SigmaOS Free + Paid Task- and workflow-oriented browser, Mac-first, with premium plans.

Pros and Cons

Pros

  • Deep productivity orientation: Spaces, sidebar, split view, and keyboard shortcuts are designed for serious daily work, not casual browsing.
  • Excellent for context management: Makes it easier to separate roles, clients, or projects without juggling multiple windows or profiles.
  • Chromium compatibility: Supports Chrome extensions and web standards, easing migration from Chrome.
  • Built-in tools reduce app switching: Easels, notes, and boosts mean fewer trips to separate note or whiteboard apps for lightweight tasks.
  • Forward-leaning AI integration: Arc is experimenting aggressively with AI aids that could meaningfully speed up research and reading.
  • Currently free: No licensing cost, which is ideal for budget-sensitive early-stage startups.

Cons

  • Platform limitations: Strongest support on macOS; Windows is still maturing, and there is no native Linux version as of late 2024.
  • Learning curve: Sidebar and Space paradigms can feel unfamiliar; some teammates may resist switching from Chrome/Safari.
  • Team standardization friction: If only part of your team adopts Arc, you won’t fully realize the benefits of shared workflows and conventions.
  • Performance overhead: As a Chromium-based browser with extra features, Arc can be memory-hungry on lower-spec machines.
  • AI feature volatility: Arc’s AI tools are evolving quickly; behavior and availability may change as the company experiments.

Alternatives

If Arc’s approach isn’t a perfect fit, several other browsers target productivity, privacy, or team workflows.
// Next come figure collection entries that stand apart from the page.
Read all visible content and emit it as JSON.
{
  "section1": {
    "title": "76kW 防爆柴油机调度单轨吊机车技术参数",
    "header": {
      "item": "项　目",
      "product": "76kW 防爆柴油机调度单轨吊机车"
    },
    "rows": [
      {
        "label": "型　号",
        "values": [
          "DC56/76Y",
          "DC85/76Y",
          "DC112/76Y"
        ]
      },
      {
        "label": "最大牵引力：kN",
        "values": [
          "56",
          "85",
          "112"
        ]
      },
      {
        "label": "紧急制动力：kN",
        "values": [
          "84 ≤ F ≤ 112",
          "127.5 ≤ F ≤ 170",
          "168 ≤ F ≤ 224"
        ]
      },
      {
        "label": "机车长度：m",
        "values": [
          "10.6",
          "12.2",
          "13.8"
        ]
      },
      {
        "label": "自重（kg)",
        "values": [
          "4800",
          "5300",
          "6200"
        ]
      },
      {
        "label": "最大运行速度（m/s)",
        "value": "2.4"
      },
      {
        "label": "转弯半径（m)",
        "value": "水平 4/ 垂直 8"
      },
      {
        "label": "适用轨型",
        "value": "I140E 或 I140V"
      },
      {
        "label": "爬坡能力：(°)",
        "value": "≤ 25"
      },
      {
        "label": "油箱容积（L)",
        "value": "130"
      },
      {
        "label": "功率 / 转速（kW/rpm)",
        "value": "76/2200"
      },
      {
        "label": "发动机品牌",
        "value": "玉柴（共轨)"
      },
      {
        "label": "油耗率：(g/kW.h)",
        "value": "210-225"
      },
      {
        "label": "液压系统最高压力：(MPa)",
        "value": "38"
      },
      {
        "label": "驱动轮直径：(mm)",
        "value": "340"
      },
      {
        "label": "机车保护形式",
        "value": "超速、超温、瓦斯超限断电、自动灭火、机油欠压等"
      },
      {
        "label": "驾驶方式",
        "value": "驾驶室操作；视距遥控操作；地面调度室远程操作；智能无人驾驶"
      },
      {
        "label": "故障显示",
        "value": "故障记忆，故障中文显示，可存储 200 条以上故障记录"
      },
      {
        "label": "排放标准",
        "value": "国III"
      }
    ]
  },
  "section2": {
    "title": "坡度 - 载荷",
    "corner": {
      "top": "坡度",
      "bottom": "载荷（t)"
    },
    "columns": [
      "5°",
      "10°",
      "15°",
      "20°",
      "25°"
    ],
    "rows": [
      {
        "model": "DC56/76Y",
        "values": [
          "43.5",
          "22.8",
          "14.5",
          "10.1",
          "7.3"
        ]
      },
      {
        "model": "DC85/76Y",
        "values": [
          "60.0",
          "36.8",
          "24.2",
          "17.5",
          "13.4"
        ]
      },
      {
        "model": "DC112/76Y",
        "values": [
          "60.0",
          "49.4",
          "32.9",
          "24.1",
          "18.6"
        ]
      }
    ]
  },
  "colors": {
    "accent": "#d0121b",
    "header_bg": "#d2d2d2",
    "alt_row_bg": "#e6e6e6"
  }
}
Alternative Best For Key Differentiator Typical Pricing
Google Chrome Teams prioritizing compatibility and stability Ubiquitous support, deep extension ecosystem, seamless Google Workspace integration. Free
Brave Privacy-conscious teams and security-focused startups Built-in ad/tracker blocking, privacy-first defaults, Tor integration. Free
Vivaldi Power users who want extreme customization Highly configurable UI, tab stacking, advanced panel and command features. Free
Sidekick Teams wanting app-style workspaces and session isolation Designed as a “browser for work” with app sidebar, identity isolation, and team options. Free + team/pro tiers
SigmaOS Mac-only teams that work in task flows Task-first browser: tabs as tasks, strong keyboard control, and project flows. Free + paid plans
Microsoft Edge Teams on Microsoft 365 Tight integration with Microsoft ecosystem, enterprise policy support, built-in AI (Copilot). Free
Mozilla Firefox Open-source and standards-focused teams Independent rendering engine, strong privacy stance, flexible customization. Free

Who Should Use Arc Browser

Arc is not for everyone, but it can be a strong fit for specific startup profiles:

  • Best suited for:
    • Early to mid-stage startups where most of the work happens in SaaS tools and browser-based apps.
    • Founders, product managers, designers, and engineers who already use keyboard-centric tools (Superhuman, Linear, Raycast).
    • Teams on macOS (and early adopters on Windows) who are comfortable trying new workflows.
  • Less ideal for:
    • Organizations that must standardize on a single, long-established browser for compliance or IT reasons.
    • Linux-heavy engineering teams (no native support yet).
    • Users who strongly prefer traditional tab bars and minimal UI changes.

Key Takeaways

  • Arc Browser reimagines the browser as a structured productivity environment, with Spaces, sidebars, and built-in tools that reduce tab chaos.
  • For startups, it’s particularly valuable for context management across projects, roles, and clients, especially in product and design-heavy teams.
  • Arc is currently free, runs on Chromium, and supports Chrome extensions, making migration relatively low-risk.
  • The trade-offs include a learning curve, evolving AI features, and platform limitations (no Linux, maturing Windows support).
  • If Arc’s paradigm feels too opinionated, consider alternatives like Sidekick or SigmaOS for productivity, or Brave and Firefox for privacy and openness.
  • For many modern, web-centric startups, piloting Arc with a small team (e.g., product + design) is a low-cost experiment that can materially improve daily focus and workflow.